Итак, расширив понятие знания, вернее, выявив его скрытые корни, мы пришли к заключению о познаваемости ноуменального мира. (Важно подчеркнуть, что именно «я» является той дверью, которая открывает для нас мир ноуменов.) Логика рассуждений Канта, напротив, привела его к абсолютизации различий между миром феноменов и миром ноуменов и закономерному выводу о невозможности интеллектуального преодоления этого онтологического разрыва. Тем большего внимания заслуживает тот факт, что, невзирая на кажущуюся убедительность собственных логических построений, Кант по сути отказался от них и постулировал необходимость нравственного закона, выражающего абсолютные этические истины, которые, чтобы быть таковыми, должны опираться на законы ноуменального мира. Далее из безусловной обязательности моральных норм Кант последовательно выводит постулаты о свободе воли, бессмертии души и существовании Бога, фактически восстанавливая метафизику в ее правах. Таким образом, Кант, подобно библейскому Валааму, желая «проклясть» метафизический подход к познанию, в итоге его благословил.
Гегель, можно сказать, продолжил дело Канта по «исправлению» философии и трансформации ее в некое подобие науки. Однако если Кант пытался в каком-то смысле примирить априорную познавательную деятельность чистого разума и познание на основе опыта, четко разграничив их сферы приложения, то Гегель возвысил чистое мышление над опытом, придав ему «научное основание» — диалектический метод, с помощью которого осуществляется переход одних понятий в другие. Эта обособленная жизнь понятий для гегелевской философии имеет гораздо большее значение, чем явления реальной жизни. В этом смысле характерна приписываемая Гегелю фраза: «Если факты противоречат моей теории, тем хуже для фактов». И действительно, кажется, что кантовская критика спекулятивного мышления, во многом вполне справедливая, была Гегелем совершенно проигнорирована. В сущности, Кант и Гегель оказались приверженцами двух крайних позиций: первый чересчур скептично оценивал возможности разума, преувеличивая его зависимость от непосредственных данных внешнего опыта, второй же явно переоценивал нашу способность адекватно оперировать понятиями в отрыве от опыта. Гегелевский мир понятий, дистиллированный от всего единичного, достигает пределов абстрактности и становится своеобразным апофеозом платонизма с его идеями-первообразами. И если у Платона идеи и эйдосы все же тесно связаны с конкретностью явленного, то гегелевская «абсолютная идея» максимально дистанцирована от своего материального инобытия. Отдавая дань справедливости, надо отметить, что Гегель сумел построить, пожалуй, самую грандиозную философскую систему; однако строение это напоминает причудливую башню из слоновой кости, где легко заблудиться в лабиринте отвлеченных философских понятий и категорий.

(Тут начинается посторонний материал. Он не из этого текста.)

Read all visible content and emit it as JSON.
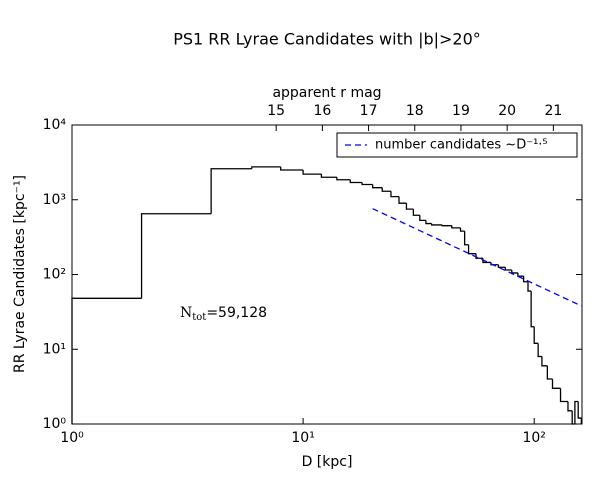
{
  "chart_data": {
    "type": "histogram",
    "title": "PS1 RR Lyrae Candidates with |b|>20°",
    "xlabel": "D [kpc]",
    "ylabel": "RR Lyrae Candidates [kpc⁻¹]",
    "x2label": "apparent r mag",
    "log_x": true,
    "log_y": true,
    "color": "#000000",
    "bins": [
      1,
      2,
      4,
      6,
      8,
      10,
      12,
      14,
      16,
      18,
      20,
      22,
      24,
      26,
      28,
      30,
      32,
      34,
      36,
      40,
      44,
      48,
      50,
      52,
      56,
      60,
      65,
      70,
      75,
      80,
      85,
      90,
      94,
      97,
      100,
      104,
      108,
      114,
      120,
      130,
      140,
      146,
      150,
      155,
      160
    ],
    "values": [
      48,
      650,
      2600,
      2750,
      2500,
      2200,
      2000,
      1850,
      1700,
      1600,
      1450,
      1300,
      1100,
      900,
      750,
      620,
      530,
      480,
      460,
      450,
      420,
      380,
      250,
      190,
      165,
      145,
      135,
      125,
      115,
      105,
      95,
      80,
      60,
      20,
      12,
      8,
      6,
      4,
      3,
      2,
      1.5,
      1,
      2,
      1.2
    ],
    "series": [
      {
        "name": "number candidates ∼D⁻¹·⁵",
        "color": "#0000ff",
        "linestyle": "dashed",
        "x": [
          20,
          160
        ],
        "values": [
          760,
          38
        ]
      }
    ],
    "legend": "upper right",
    "xlim": [
      1,
      161
    ],
    "ylim": [
      1,
      10000
    ],
    "xticks": [
      {
        "value": 1,
        "label": "10⁰"
      },
      {
        "value": 10,
        "label": "10¹"
      },
      {
        "value": 100,
        "label": "10²"
      }
    ],
    "yticks": [
      {
        "value": 1,
        "label": "10⁰"
      },
      {
        "value": 10,
        "label": "10¹"
      },
      {
        "value": 100,
        "label": "10²"
      },
      {
        "value": 1000,
        "label": "10³"
      },
      {
        "value": 10000,
        "label": "10⁴"
      }
    ],
    "x2lim": [
      10.58,
      21.62
    ],
    "x2ticks": [
      15,
      16,
      17,
      18,
      19,
      20,
      21
    ],
    "annotation": {
      "symbol": "N",
      "subscript": "tot",
      "text": "=59,128"
    }
  }
}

Закономерным итогом распространения такого способа философствования стало появление в начале XX века лингвистической теории Людвига Витгенштейна, утверждавшего, что метафизика (иначе говоря, вся старая философия) представляет собой лишь языковую игру, в которой значения слов плохо определимы, и все ее «вечные» вопросы попросту не имеют смысла; то есть наиболее адекватным ответом на эти вопросы будет указание на то, что они неправильно сформулированы. Можно усмотреть некую иронию в том, что если философия Гегеля была изложена в объемистых трудах, то наиболее известное произведение Витгенштейна — «Логико-философский трактат» — являет собой тоненькую брошюру. Это напоминает ситуацию в живописи, где многовековые поиски сюжета и стиля привели к «Черному квадрату», созданному Малевичем примерно в то же время, что и работа Витгенштейна.